Os anexos da colaboração premiada foram entregues oficialmente na quarta-feira (6), mas, segundo informações divulgadas pela coluna de Mônica Bergamo, da Folha de S.Paulo, a resistência de Mendonça já havia sido manifestada antes mesmo da apresentação formal dos documentos.
A operação autorizada pelo ministro contra o senador Ciro Nogueira nesta quinta-feira (7) reforçou nos bastidores a percepção de que a Polícia Federal já possui elementos suficientes para aprofundar as investigações envolvendo supostos operadores políticos ligados ao empresário.
Na avaliação atribuída ao ministro, a colaboração de Vorcaro poderá se tornar dispensável caso continue apresentando informações consideradas superficiais ou incompletas pelos investigadores.
Com o impasse envolvendo a delação, Daniel Vorcaro pode permanecer preso por mais tempo. O ministro André Mendonça também analisa um pedido da Polícia Federal para que o empresário seja transferido da Superintendência da PF para o Complexo da Papuda, em Brasília.
Atualmente, o dono do Banco Master está detido nas dependências da corporação federal, mas investigadores defendem a mudança para o sistema penitenciário do Distrito Federal.
Caso o ministro decida rejeitar oficialmente o acordo de colaboração, a defesa ainda poderá recorrer à Segunda Turma do STF. Mendonça, porém, não possui prazo definido para concluir a análise e pode postergar a decisão enquanto aguarda uma eventual ampliação das informações apresentadas.

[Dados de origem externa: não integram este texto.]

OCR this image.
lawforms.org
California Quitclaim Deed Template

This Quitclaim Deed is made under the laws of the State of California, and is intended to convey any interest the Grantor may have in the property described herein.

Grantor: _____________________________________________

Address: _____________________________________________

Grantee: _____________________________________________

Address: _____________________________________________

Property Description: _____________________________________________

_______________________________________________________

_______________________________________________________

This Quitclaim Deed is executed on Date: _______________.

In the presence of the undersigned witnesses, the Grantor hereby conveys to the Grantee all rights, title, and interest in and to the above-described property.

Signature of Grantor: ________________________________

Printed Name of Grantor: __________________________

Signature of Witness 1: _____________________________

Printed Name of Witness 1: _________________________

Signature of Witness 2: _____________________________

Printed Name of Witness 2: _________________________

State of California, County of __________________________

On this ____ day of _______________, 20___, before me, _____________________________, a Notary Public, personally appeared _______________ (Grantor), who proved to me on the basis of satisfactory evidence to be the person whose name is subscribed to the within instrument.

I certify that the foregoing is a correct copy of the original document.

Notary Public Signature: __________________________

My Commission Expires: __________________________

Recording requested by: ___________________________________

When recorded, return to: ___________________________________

Uma das expectativas das autoridades era que Daniel Vorcaro aprofundasse detalhes sobre sua relação com Davi Alcolumbre, atual presidente do Senado. Segundo relatos de bastidores, isso ainda não teria ocorrido na profundidade esperada pelo Supremo e pela investigação.
O ministro André Mendonça também teria protagonizado discussões duras com advogados do empresário durante negociações relacionadas à colaboração premiada.
No caso envolvendo Ciro Nogueira, investigadores avaliam que as informações apresentadas por Vorcaro ficaram abaixo do material já reunido pela Polícia Federal.
A PF apura suspeitas de pagamentos mensais realizados por Felipe Vorcaro, primo de Daniel Vorcaro, em favor do senador. Os valores investigados teriam começado em R$ 300 mil e posteriormente chegado à faixa de R$ 500 mil mensais.
As investigações seguem em andamento sob supervisão do STF.